Haggis is a Scottish national dish that may turn some visitors squeamish when they find out its ingredients. It is a combination of sheep heart, lungs and livers boiled inside a sheep stomach. For those in Scotland, haggis is especially enjoyed on Burns Night, the 25th of January, which celebrates the Scottish poet Robert Burns. Burns even composed a poem, To a Haggis, which makes the serving of this dish all the more appropriate.
Visitors to Scotland, especially from America, may not be in the know about what haggis actually is, and this has led to a running joke in Scotland. Rather than describing the true ingredients of haggis, a Scot might reference the nonexistent wild haggis, a creature said to live in the hills of Scotland.

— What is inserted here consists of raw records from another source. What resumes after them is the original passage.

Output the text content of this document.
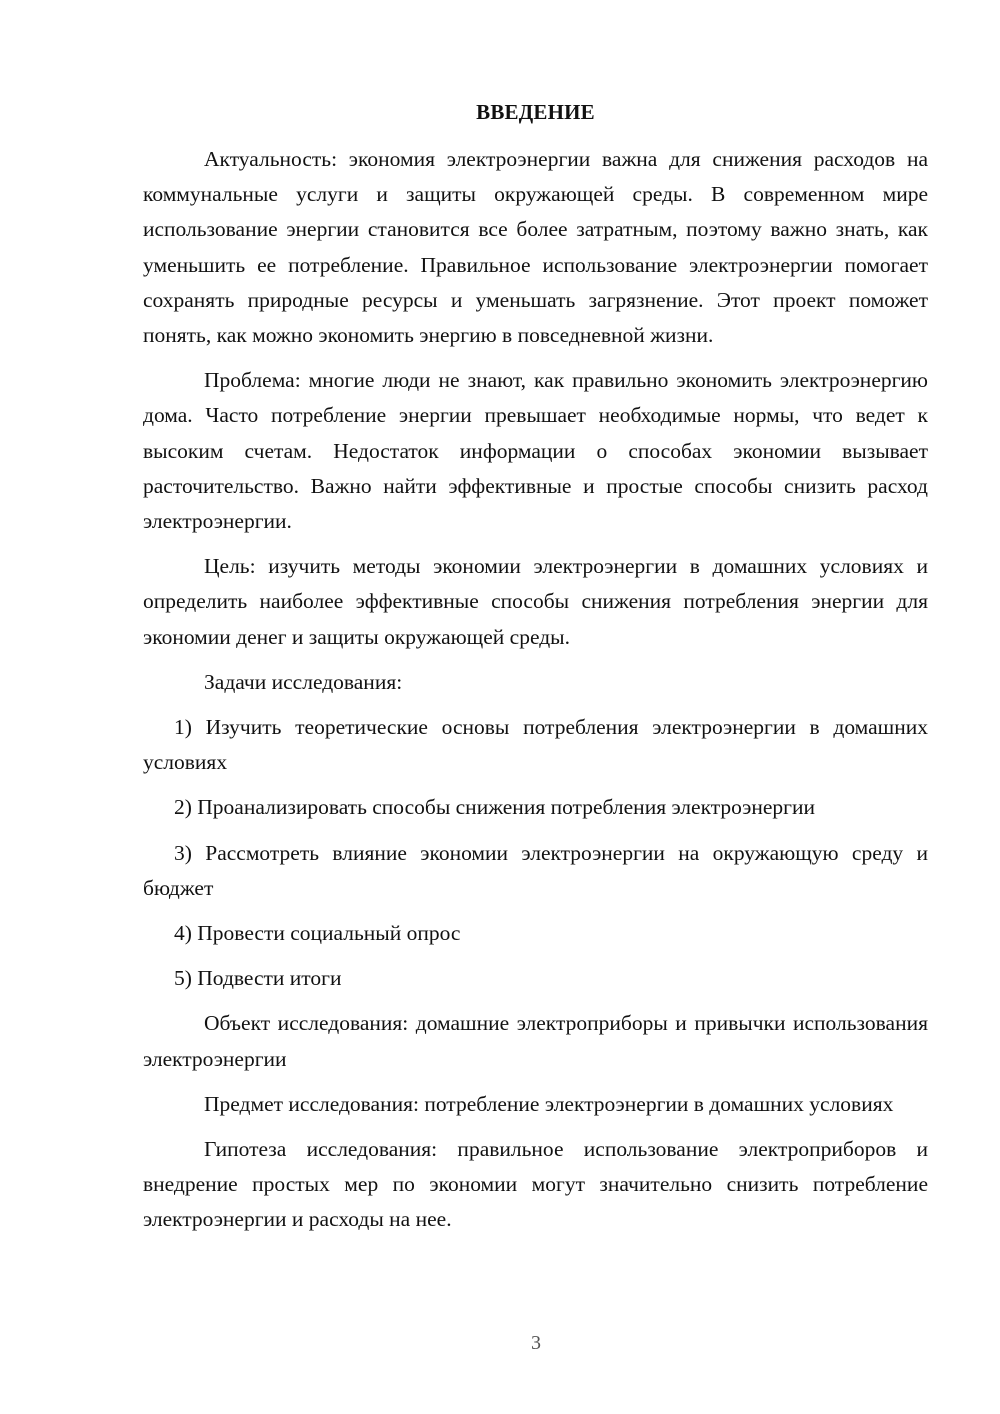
ВВЕДЕНИЕ

Актуальность: экономия электроэнергии важна для снижения расходов на коммунальные услуги и защиты окружающей среды. В современном мире использование энергии становится все более затратным, поэтому важно знать, как уменьшить ее потребление. Правильное использование электроэнергии помогает сохранять природные ресурсы и уменьшать загрязнение. Этот проект поможет понять, как можно экономить энергию в повседневной жизни.

Проблема: многие люди не знают, как правильно экономить электроэнергию дома. Часто потребление энергии превышает необходимые нормы, что ведет к высоким счетам. Недостаток информации о способах экономии вызывает расточительство. Важно найти эффективные и простые способы снизить расход электроэнергии.

Цель: изучить методы экономии электроэнергии в домашних условиях и определить наиболее эффективные способы снижения потребления энергии для экономии денег и защиты окружающей среды.

Задачи исследования:

1) Изучить теоретические основы потребления электроэнергии в домашних условиях

2) Проанализировать способы снижения потребления электроэнергии

3) Рассмотреть влияние экономии электроэнергии на окружающую среду и бюджет

4) Провести социальный опрос

5) Подвести итоги

Объект исследования: домашние электроприборы и привычки использования электроэнергии

Предмет исследования: потребление электроэнергии в домашних условиях

Гипотеза исследования: правильное использование электроприборов и внедрение простых мер по экономии могут значительно снизить потребление электроэнергии и расходы на нее.

3
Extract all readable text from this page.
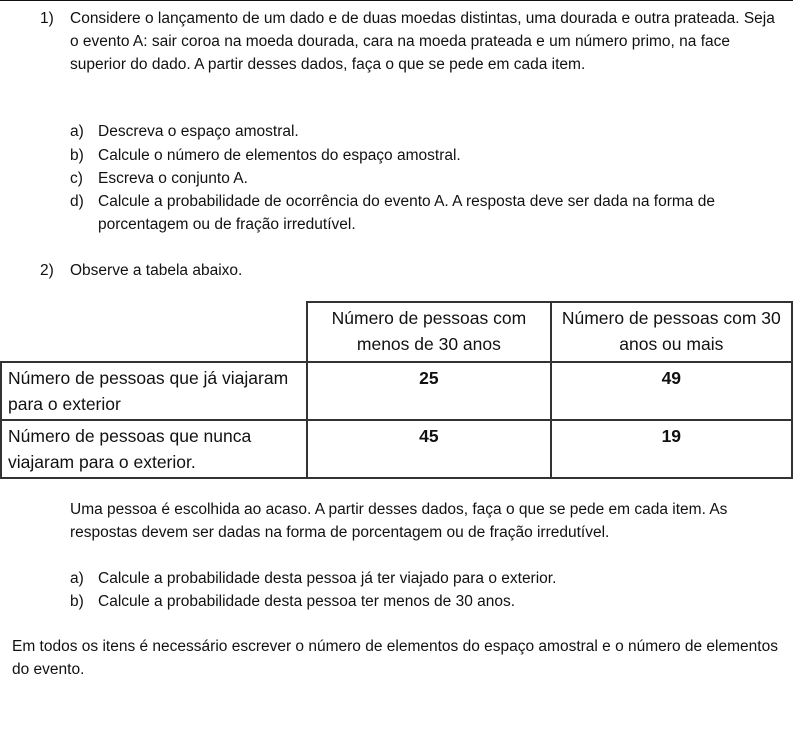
1) Considere o lançamento de um dado e de duas moedas distintas, uma dourada e outra prateada. Seja o evento A: sair coroa na moeda dourada, cara na moeda prateada e um número primo, na face superior do dado. A partir desses dados, faça o que se pede em cada item.
a) Descreva o espaço amostral.
b) Calcule o número de elementos do espaço amostral.
c) Escreva o conjunto A.
d) Calcule a probabilidade de ocorrência do evento A. A resposta deve ser dada na forma de porcentagem ou de fração irredutível.
2) Observe a tabela abaixo.
	Número de pessoas com menos de 30 anos	Número de pessoas com 30 anos ou mais
Número de pessoas que já viajaram para o exterior	25	49
Número de pessoas que nunca viajaram para o exterior.	45	19
Uma pessoa é escolhida ao acaso. A partir desses dados, faça o que se pede em cada item. As respostas devem ser dadas na forma de porcentagem ou de fração irredutível.
a) Calcule a probabilidade desta pessoa já ter viajado para o exterior.
b) Calcule a probabilidade desta pessoa ter menos de 30 anos.
Em todos os itens é necessário escrever o número de elementos do espaço amostral e o número de elementos do evento.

There is some disagreement on the type of animal the wild haggis is. Some believe it to be a three-legged fowl.
In contrast, some describe wild haggis as a four-legged bird or mammal about the size of a grouse. It dwells in mountains because of the peculiar leg length of the animal. The haggis has shorter right legs than left legs so it can easily run around the hills in a clockwise fashion. The joke is carried further when some suggest that two types of wild haggis exist. One type has shorter left legs so it can circle mountains quickly in a counterclockwise fashion.
The myth of the wild haggis is pervasive, and in a 2003 survey of 1000 American tourists in Scotland — almost a third — firmly believed in the existence of this “beastie” as Burns would have termed it. About one in four surveyed thought that they might even be able to catch a wild haggis. It’s a tribute to the Scottish that they can keep straight faces long enough to perpetuate this myth and actually convince their visitors that haggis hunts take place regularly.

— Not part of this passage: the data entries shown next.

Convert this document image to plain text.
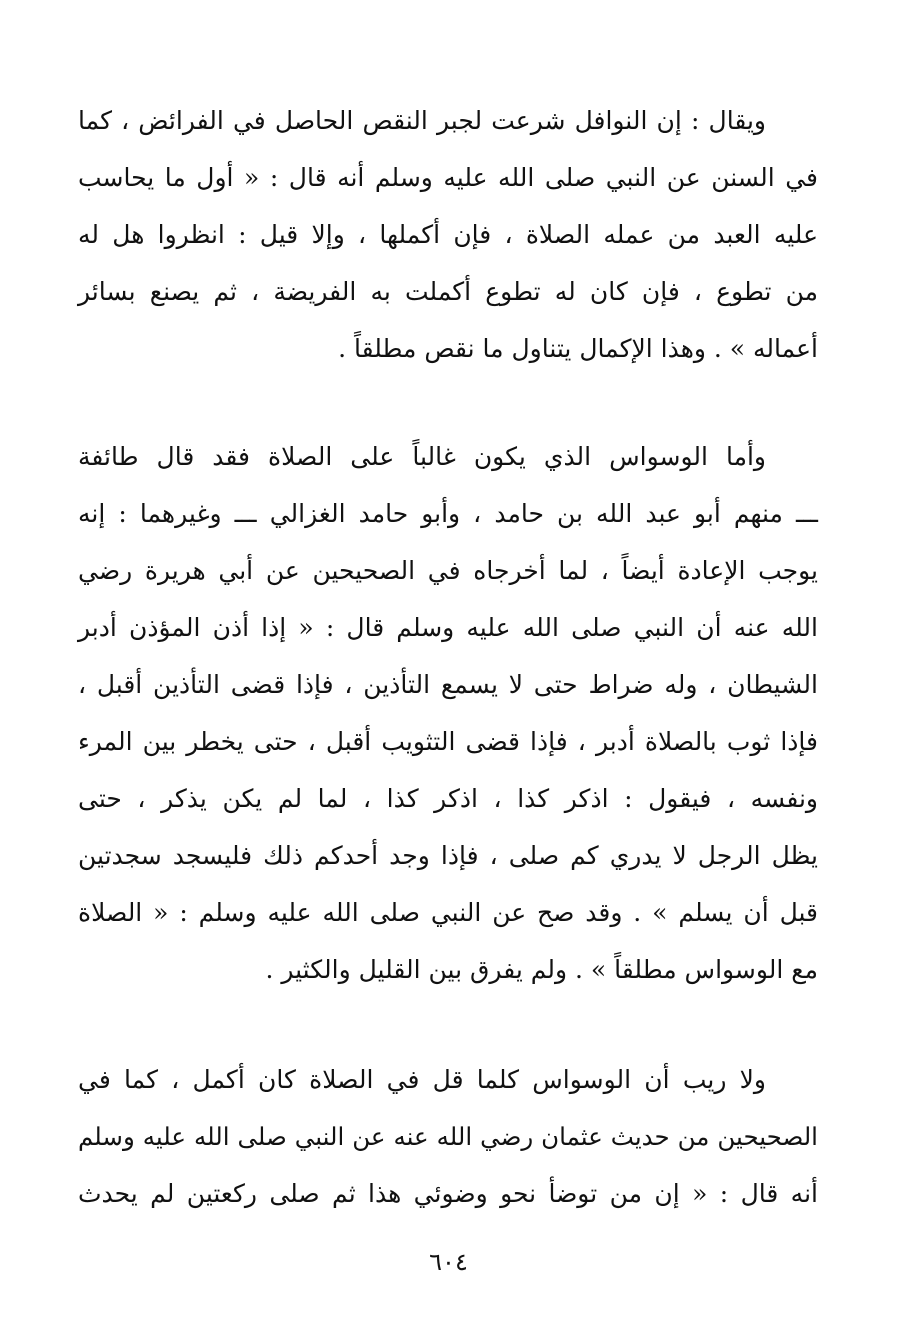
ويقال : إن النوافل شرعت لجبر النقص الحاصل في الفرائض ، كما
في السنن عن النبي صلى الله عليه وسلم أنه قال : « أول ما يحاسب
عليه العبد من عمله الصلاة ، فإن أكملها ، وإلا قيل : انظروا هل له
من تطوع ، فإن كان له تطوع أكملت به الفريضة ، ثم يصنع بسائر
أعماله » . وهذا الإكمال يتناول ما نقص مطلقاً .
وأما الوسواس الذي يكون غالباً على الصلاة فقد قال طائفة
ـــ منهم أبو عبد الله بن حامد ، وأبو حامد الغزالي ـــ وغيرهما : إنه
يوجب الإعادة أيضاً ، لما أخرجاه في الصحيحين عن أبي هريرة رضي
الله عنه أن النبي صلى الله عليه وسلم قال : « إذا أذن المؤذن أدبر
الشيطان ، وله ضراط حتى لا يسمع التأذين ، فإذا قضى التأذين أقبل ،
فإذا ثوب بالصلاة أدبر ، فإذا قضى التثويب أقبل ، حتى يخطر بين المرء
ونفسه ، فيقول : اذكر كذا ، اذكر كذا ، لما لم يكن يذكر ، حتى
يظل الرجل لا يدري كم صلى ، فإذا وجد أحدكم ذلك فليسجد سجدتين
قبل أن يسلم » . وقد صح عن النبي صلى الله عليه وسلم : « الصلاة
مع الوسواس مطلقاً » . ولم يفرق بين القليل والكثير .
ولا ريب أن الوسواس كلما قل في الصلاة كان أكمل ، كما في
الصحيحين من حديث عثمان رضي الله عنه عن النبي صلى الله عليه وسلم
أنه قال : « إن من توضأ نحو وضوئي هذا ثم صلى ركعتين لم يحدث
٦٠٤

There is also a persistent rumor that people have exported the wild haggis to Nevada, where it may be related to two other creatures with similar leg length features. These are the Black Hodag from Wisconsin, which has the face of an elephant, the rear of a dinosaur and thick legs; and the Sidehill Gouger, which is said to graze in the Canadian Rocky Mountains. Like the wild haggis, the Sidehill Gouger comes in left handed and right handed types, so that they may circle mountains with great speed, either in clockwise or counterclockwise fashion. Sidehill Gougers may be blamed for landslides, whereas the mythical haggis is generally thought a boon to tourism.